Yes, this is exactly what happens. A Mikrotik router does not run “dnsmasq”, it is instead home-grown MT DNS server. So an ISP in between the place you are scanning from and your router is intercepting your DNS queries. This is why users should use DoH / DNSCrypt / etc to prevent this kind of abuse from ISPs.
¨
Sadly its broken in all current version of RouterOS with a memory leakage. When that is fixed I will for sure turn DoH back on.
There are noe reason for my ISP (government or other) to be able to look at my DNS requests.
I want to add more data to this post for if someone else happens to run across this issue themselves as well. I was experiencing the exact same issue as the OP was describing, nmap was showing port 53 as being open. In my case, the router was also responding to DNS requests. I have all the same firewall rules placed in the same location and order as well as the allow-remote-requests set to no under “/ip dns”.

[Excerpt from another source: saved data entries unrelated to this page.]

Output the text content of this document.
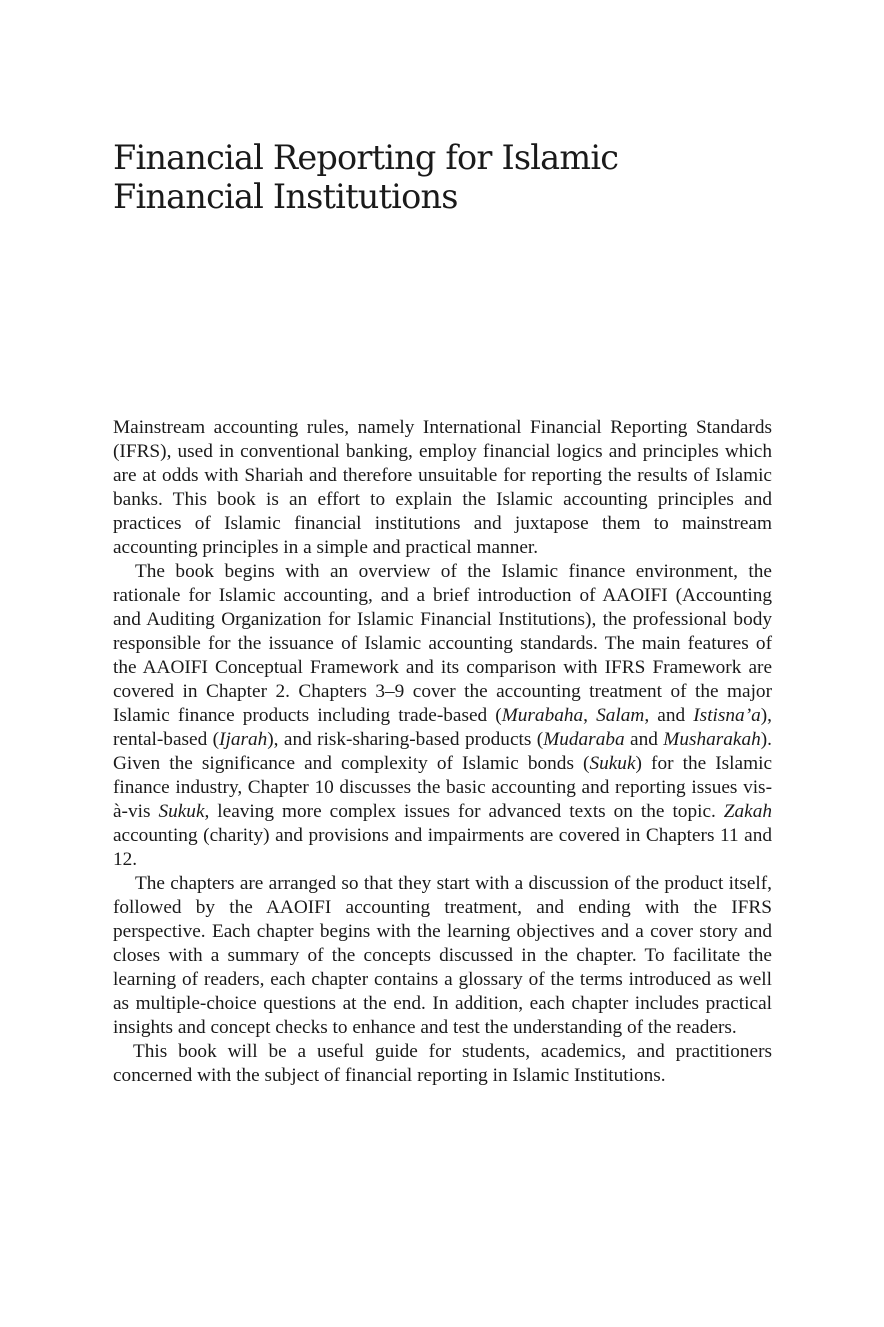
Financial Reporting for Islamic
Financial Institutions

Mainstream accounting rules, namely International Financial Reporting Standards (IFRS), used in conventional banking, employ financial logics and principles which are at odds with Shariah and therefore unsuitable for reporting the results of Islamic banks. This book is an effort to explain the Islamic accounting principles and practices of Islamic financial institutions and juxtapose them to mainstream accounting principles in a simple and practical manner.

The book begins with an overview of the Islamic finance environment, the rationale for Islamic accounting, and a brief introduction of AAOIFI (Accounting and Auditing Organization for Islamic Financial Institutions), the professional body responsible for the issuance of Islamic accounting standards. The main features of the AAOIFI Conceptual Framework and its comparison with IFRS Framework are covered in Chapter 2. Chapters 3–9 cover the accounting treatment of the major Islamic finance products including trade-based (Murabaha, Salam, and Istisna’a), rental-based (Ijarah), and risk-sharing-based products (Mudaraba and Musharakah). Given the significance and complexity of Islamic bonds (Sukuk) for the Islamic finance industry, Chapter 10 discusses the basic accounting and reporting issues vis-à-vis Sukuk, leaving more complex issues for advanced texts on the topic. Zakah accounting (charity) and provisions and impairments are covered in Chapters 11 and 12.

The chapters are arranged so that they start with a discussion of the product itself, followed by the AAOIFI accounting treatment, and ending with the IFRS perspective. Each chapter begins with the learning objectives and a cover story and closes with a summary of the concepts discussed in the chapter. To facilitate the learning of readers, each chapter contains a glossary of the terms introduced as well as multiple-choice questions at the end. In addition, each chapter includes practical insights and concept checks to enhance and test the understanding of the readers.

This book will be a useful guide for students, academics, and practitioners concerned with the subject of financial reporting in Islamic Institutions.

However, what I’m doing that is not the same as the OP is dst-nat’ing all dns queries to my own internal DNS server to combat devices that do not adhere to the DHCP settings that are given out and attempt to use their own settings instead.
The resolution for my problem was to add “in-interface-list=!WAN” to both of these nat rules, which prevents it from accepting any DNS queries on the WAN interface, as well as showing as open with nmap.
/ip firewall nat
add action=dst-nat chain=dstnat dst-address=!X.X.X.X dst-port=53 in-interface-list=!WAN log=yes log-prefix=NAT-DNS-TO-X.X.X.X protocol=tcp to-addresses=X.X.X.X to-ports=53
add action=dst-nat chain=dstnat dst-address=!X.X.X.X dst-port=53 in-interface-list=!WAN log=yes log-prefix=NAT-DNS-TO-X.X.X.X protocol=udp to-addresses=X.X.X.X to-ports=53
Thanks so much for this. This was driving me crazy.